Can you tell me a little bit about The Act the film came about?
Once we had the idea to adapt it for screen it all came together relatively easily. It was a bit of a dream, and having done this for twenty plus years I can say it is rare that projects come together as quickly or easily.
There was someone who had seen the play who was investing in LGBTQ+ projects, so we approached them and they agreed to back it, we were then able to bring together various fantastic collaborators- especially our producer (Elettra Pizzi) and our exec producer (Oliver Kent) who really drove the project forward and shaped it.
Does your screenplay differ much from your play?
We wanted a fresh pair of eyes, and someone to rethink the material who wasn’t too close to it so we asked Pete Lawson to adapt. We gave him freedom to do whatever he wanted and told him we weren’t precious. In the end he stayed very close to the original – reshaping for screen. What he did find which we had never managed, was a good ending. If you read the play (it’s published) and watch the film you can see they are the same story. The play is over an hour long. What Pete has done is really hone that story into 15(ish) minutes. It’s always harder to tell a short story than a long rambling one. He’s done a brilliant job.
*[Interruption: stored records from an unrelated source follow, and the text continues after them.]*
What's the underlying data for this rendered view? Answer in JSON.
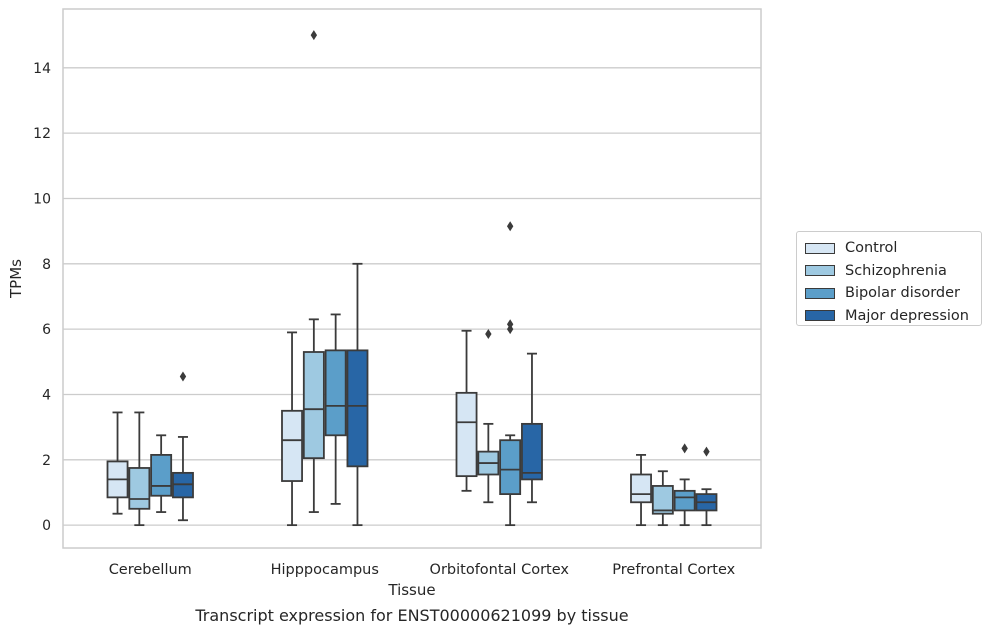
{
  "chart_data": {
    "type": "box",
    "title": "",
    "caption": "Transcript expression for ENST00000621099 by tissue",
    "xlabel": "Tissue",
    "ylabel": "TPMs",
    "ylim": [
      -0.7,
      15.8
    ],
    "yticks": [
      0,
      2,
      4,
      6,
      8,
      10,
      12,
      14
    ],
    "grid": true,
    "legend_position": "right",
    "categories": [
      "Cerebellum",
      "Hipppocampus",
      "Orbitofontal Cortex",
      "Prefrontal Cortex"
    ],
    "series": [
      {
        "name": "Control",
        "color": "#d6e6f4",
        "boxes": [
          {
            "whislo": 0.35,
            "q1": 0.85,
            "med": 1.4,
            "q3": 1.95,
            "whishi": 3.45,
            "fliers": []
          },
          {
            "whislo": 0.0,
            "q1": 1.35,
            "med": 2.6,
            "q3": 3.5,
            "whishi": 5.9,
            "fliers": []
          },
          {
            "whislo": 1.05,
            "q1": 1.5,
            "med": 3.15,
            "q3": 4.05,
            "whishi": 5.95,
            "fliers": []
          },
          {
            "whislo": 0.0,
            "q1": 0.7,
            "med": 0.95,
            "q3": 1.55,
            "whishi": 2.15,
            "fliers": []
          }
        ]
      },
      {
        "name": "Schizophrenia",
        "color": "#9ec9e1",
        "boxes": [
          {
            "whislo": 0.0,
            "q1": 0.5,
            "med": 0.8,
            "q3": 1.75,
            "whishi": 3.45,
            "fliers": []
          },
          {
            "whislo": 0.4,
            "q1": 2.05,
            "med": 3.55,
            "q3": 5.3,
            "whishi": 6.3,
            "fliers": [
              15.0
            ]
          },
          {
            "whislo": 0.7,
            "q1": 1.55,
            "med": 1.9,
            "q3": 2.25,
            "whishi": 3.1,
            "fliers": [
              5.85
            ]
          },
          {
            "whislo": 0.0,
            "q1": 0.35,
            "med": 0.45,
            "q3": 1.2,
            "whishi": 1.65,
            "fliers": []
          }
        ]
      },
      {
        "name": "Bipolar disorder",
        "color": "#5b9ec9",
        "boxes": [
          {
            "whislo": 0.4,
            "q1": 0.9,
            "med": 1.2,
            "q3": 2.15,
            "whishi": 2.75,
            "fliers": []
          },
          {
            "whislo": 0.65,
            "q1": 2.75,
            "med": 3.65,
            "q3": 5.35,
            "whishi": 6.45,
            "fliers": []
          },
          {
            "whislo": 0.0,
            "q1": 0.95,
            "med": 1.7,
            "q3": 2.6,
            "whishi": 2.75,
            "fliers": [
              6.0,
              6.15,
              9.15
            ]
          },
          {
            "whislo": 0.0,
            "q1": 0.45,
            "med": 0.85,
            "q3": 1.05,
            "whishi": 1.4,
            "fliers": [
              2.35
            ]
          }
        ]
      },
      {
        "name": "Major depression",
        "color": "#2866a6",
        "boxes": [
          {
            "whislo": 0.15,
            "q1": 0.85,
            "med": 1.25,
            "q3": 1.6,
            "whishi": 2.7,
            "fliers": [
              4.55
            ]
          },
          {
            "whislo": 0.0,
            "q1": 1.8,
            "med": 3.65,
            "q3": 5.35,
            "whishi": 8.0,
            "fliers": []
          },
          {
            "whislo": 0.7,
            "q1": 1.4,
            "med": 1.6,
            "q3": 3.1,
            "whishi": 5.25,
            "fliers": []
          },
          {
            "whislo": 0.0,
            "q1": 0.45,
            "med": 0.7,
            "q3": 0.95,
            "whishi": 1.1,
            "fliers": [
              2.25
            ]
          }
        ]
      }
    ]
  }
}
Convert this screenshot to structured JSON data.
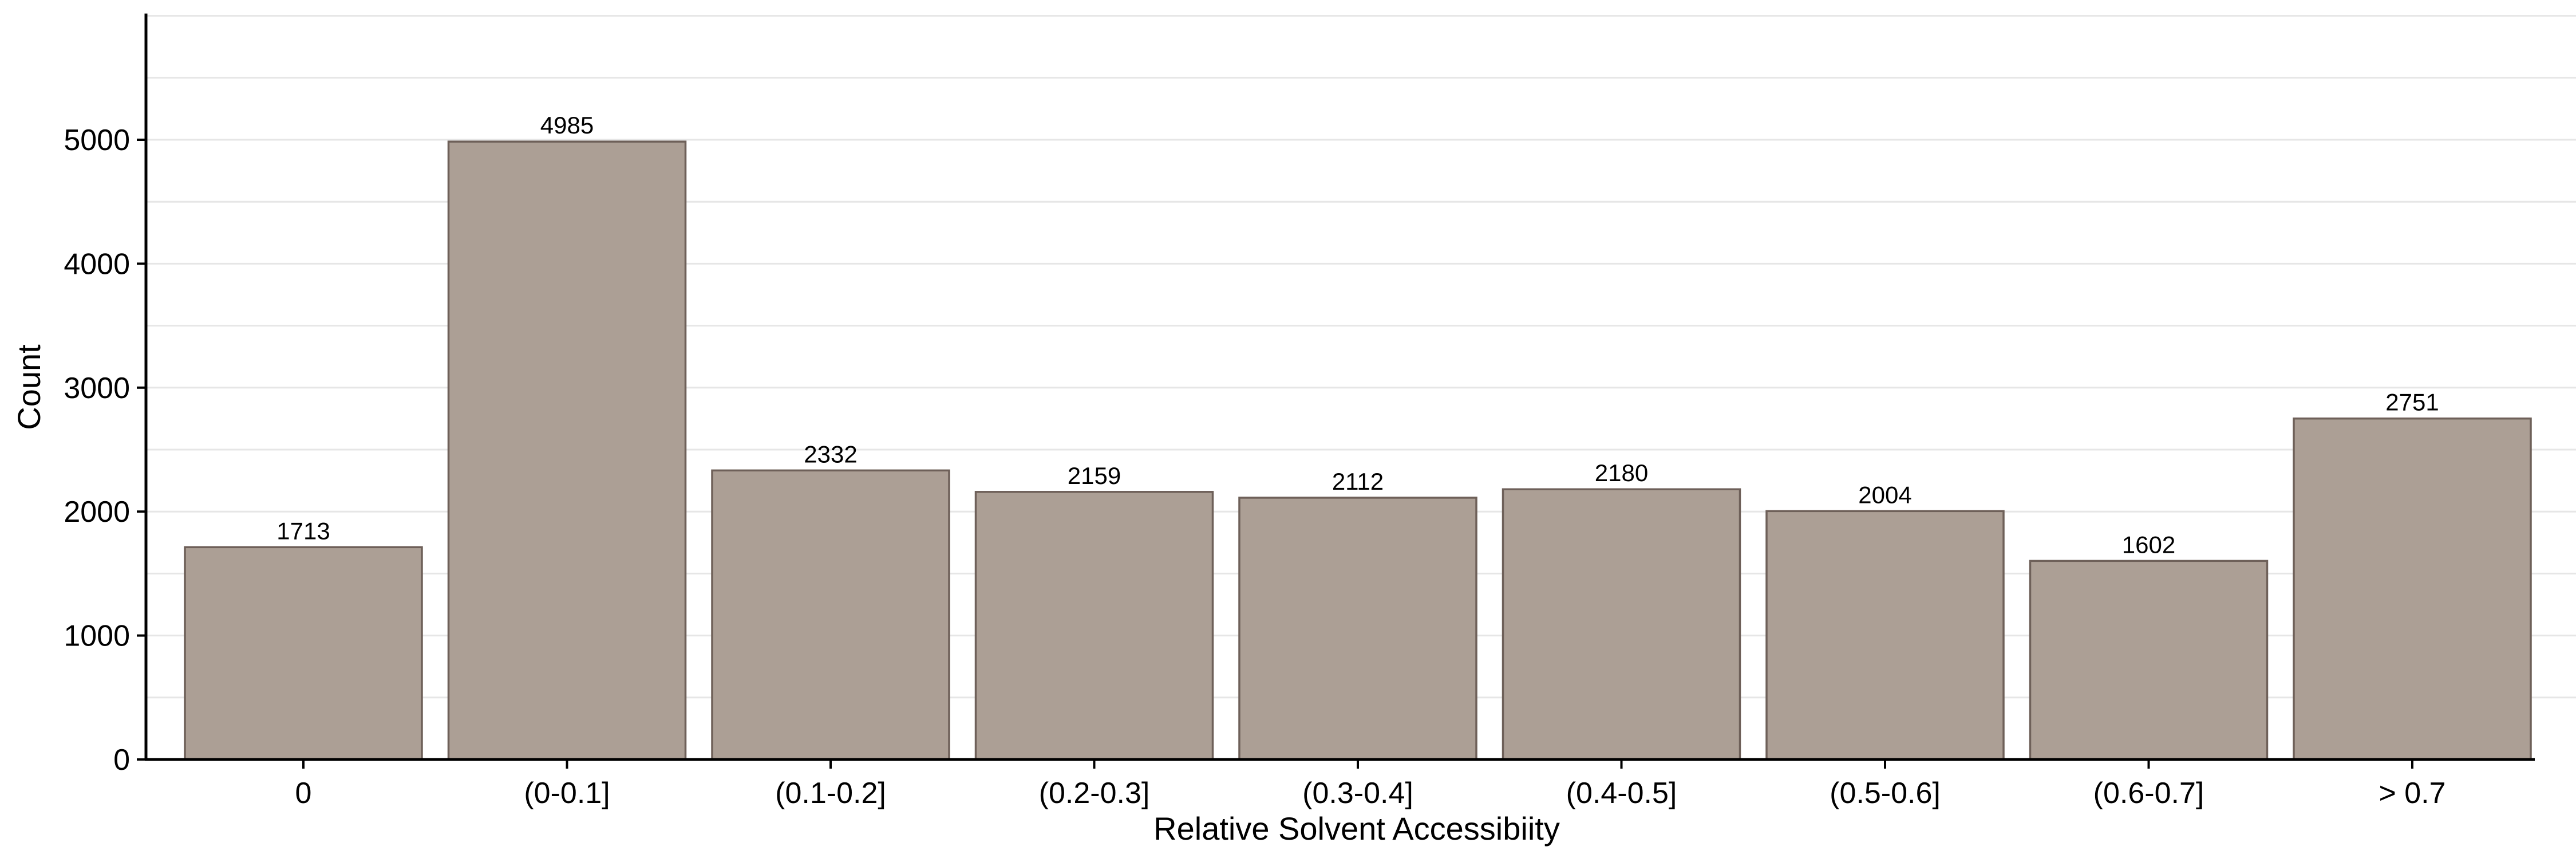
{
  "chart_data": {
    "type": "bar",
    "categories": [
      "0",
      "(0-0.1]",
      "(0.1-0.2]",
      "(0.2-0.3]",
      "(0.3-0.4]",
      "(0.4-0.5]",
      "(0.5-0.6]",
      "(0.6-0.7]",
      "> 0.7"
    ],
    "values": [
      1713,
      4985,
      2332,
      2159,
      2112,
      2180,
      2004,
      1602,
      2751
    ],
    "data_labels": [
      "1713",
      "4985",
      "2332",
      "2159",
      "2112",
      "2180",
      "2004",
      "1602",
      "2751"
    ],
    "title": "",
    "xlabel": "Relative Solvent Accessibiity",
    "ylabel": "Count",
    "ylim": [
      0,
      6000
    ],
    "yticks": [
      0,
      1000,
      2000,
      3000,
      4000,
      5000
    ],
    "ytick_labels": [
      "0",
      "1000",
      "2000",
      "3000",
      "4000",
      "5000"
    ],
    "minor_gridlines": [
      500,
      1500,
      2500,
      3500,
      4500,
      5500
    ],
    "grid": "horizontal",
    "legend": "none",
    "bar_fill": "#ac9f95",
    "bar_stroke": "#6e6059"
  }
}
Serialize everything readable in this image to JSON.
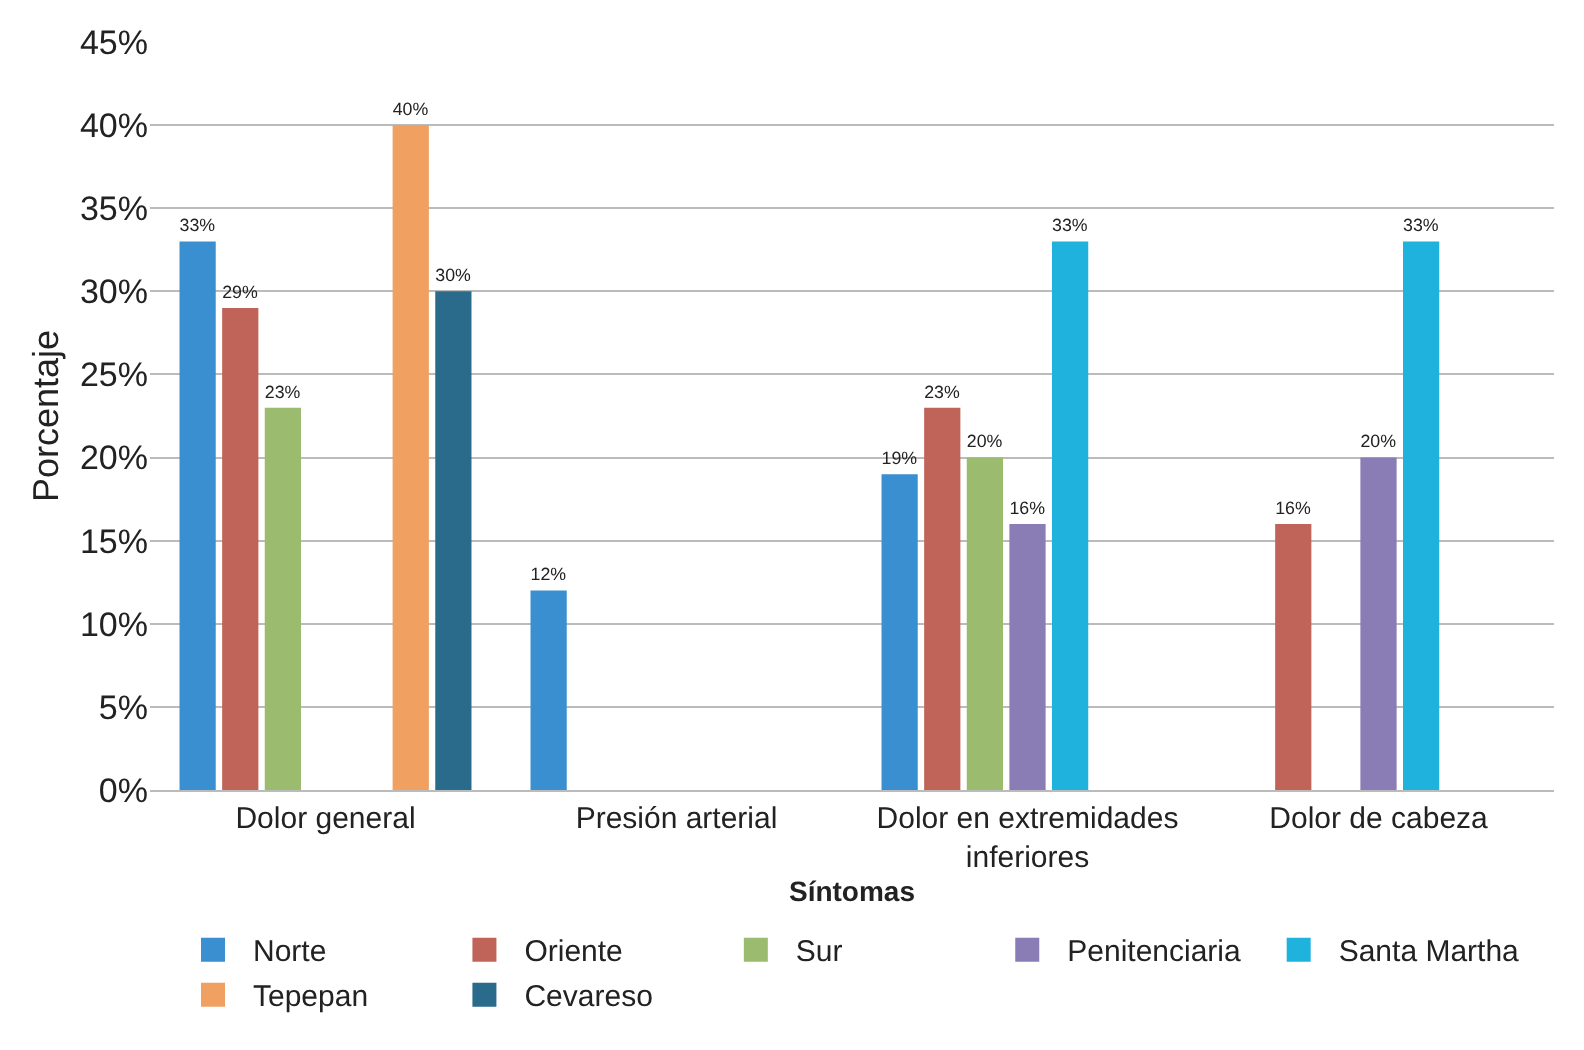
{
  "chart_data": {
    "type": "bar",
    "xlabel": "Síntomas",
    "ylabel": "Porcentaje",
    "categories": [
      "Dolor general",
      "Presión arterial",
      "Dolor en extremidades inferiores",
      "Dolor de cabeza"
    ],
    "series": [
      {
        "name": "Norte",
        "color": "#3a8fd0",
        "values": [
          33,
          12,
          19,
          null
        ],
        "value_labels": [
          "33%",
          "12%",
          "19%",
          null
        ]
      },
      {
        "name": "Oriente",
        "color": "#c0645a",
        "values": [
          29,
          null,
          23,
          16
        ],
        "value_labels": [
          "29%",
          null,
          "23%",
          "16%"
        ]
      },
      {
        "name": "Sur",
        "color": "#9bbb6e",
        "values": [
          23,
          null,
          20,
          null
        ],
        "value_labels": [
          "23%",
          null,
          "20%",
          null
        ]
      },
      {
        "name": "Penitenciaria",
        "color": "#8a7db5",
        "values": [
          null,
          null,
          16,
          20
        ],
        "value_labels": [
          null,
          null,
          "16%",
          "20%"
        ]
      },
      {
        "name": "Santa Martha",
        "color": "#1fb2dd",
        "values": [
          null,
          null,
          33,
          33
        ],
        "value_labels": [
          null,
          null,
          "33%",
          "33%"
        ]
      },
      {
        "name": "Tepepan",
        "color": "#f0a060",
        "values": [
          40,
          null,
          null,
          null
        ],
        "value_labels": [
          "40%",
          null,
          null,
          null
        ]
      },
      {
        "name": "Cevareso",
        "color": "#2a6a8a",
        "values": [
          30,
          null,
          null,
          null
        ],
        "value_labels": [
          "30%",
          null,
          null,
          null
        ]
      }
    ],
    "ylim": [
      0,
      45
    ],
    "yticks": [
      {
        "value": 0,
        "label": "0%"
      },
      {
        "value": 5,
        "label": "5%"
      },
      {
        "value": 10,
        "label": "10%"
      },
      {
        "value": 15,
        "label": "15%"
      },
      {
        "value": 20,
        "label": "20%"
      },
      {
        "value": 25,
        "label": "25%"
      },
      {
        "value": 30,
        "label": "30%"
      },
      {
        "value": 35,
        "label": "35%"
      },
      {
        "value": 40,
        "label": "40%"
      },
      {
        "value": 45,
        "label": "45%"
      }
    ],
    "grid": "y",
    "legend": "bottom"
  }
}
For many within the gay community The Act represents a contemporary part of our history, which is either not spoken about or turned into theatre/film/literature. A many younger gay boys and men are still unaware of this history do you think films like yours will encourage wider discussions about this history and the effects it had on a generation of gay men?
I hope so. Pete and I sent the film to a couple of colleagues who are younger than us (in their twenties). I was interested in their reactions. They seemed to really engage with it, but also certain elements of the story were new to them. It was great that we were opening up elements of queer history. Stories are great for that – they’re not preachy, but get under your skin, so are a great way of exploring history.
"It was a bit of a dream, and having done this for twenty plus years I can say it is rare that projects come together as quickly or easily."
Looking back, is there anything you would have done differently on this film?
Oh loads of things – there always are. But they are usually tiny moments that are really all about the stresses and strains of the shoot. Overall, I’m proud of the film, and the things I would change are less about changing this film and more about learning and implementing when I make another film.
Where did your passion for filmmaking come from?
When I was a teenager, I was terrible at science. One day our science teacher set us a project to investigate fossil fuels. I asked if I could do mine as a documentary film. My teacher said yes (probably to shut me up, and assuming I wouldn’t go through with it), but it was the one time I actually got good grades on a science project. I’ve always connected to subjects though story – whether that be on film or on stage.
Has your approach to your short film changed much since your debut?
Totally. Short films are a very specific wonderful art form, and you need to embrace it. My first film was over 20 mins long. Everyone makes their first short way too long. I’m learning about economical film making.
Should filmmakers continue to push their boundaries of the films and stories they want to tell?
Do you have any tips or advice you would offer a fellow filmmaker?
Do it, make mistakes, do it again, make new mistakes.
And finally, what do you hope people will take away from The Act?
I hope they’ll enjoy it, that it will move them and make them laugh. I hope for those who lived through the period the film depicts it will bare witness to their experiences, and for those for whom the story is new I hope it unlocks a period of history for them.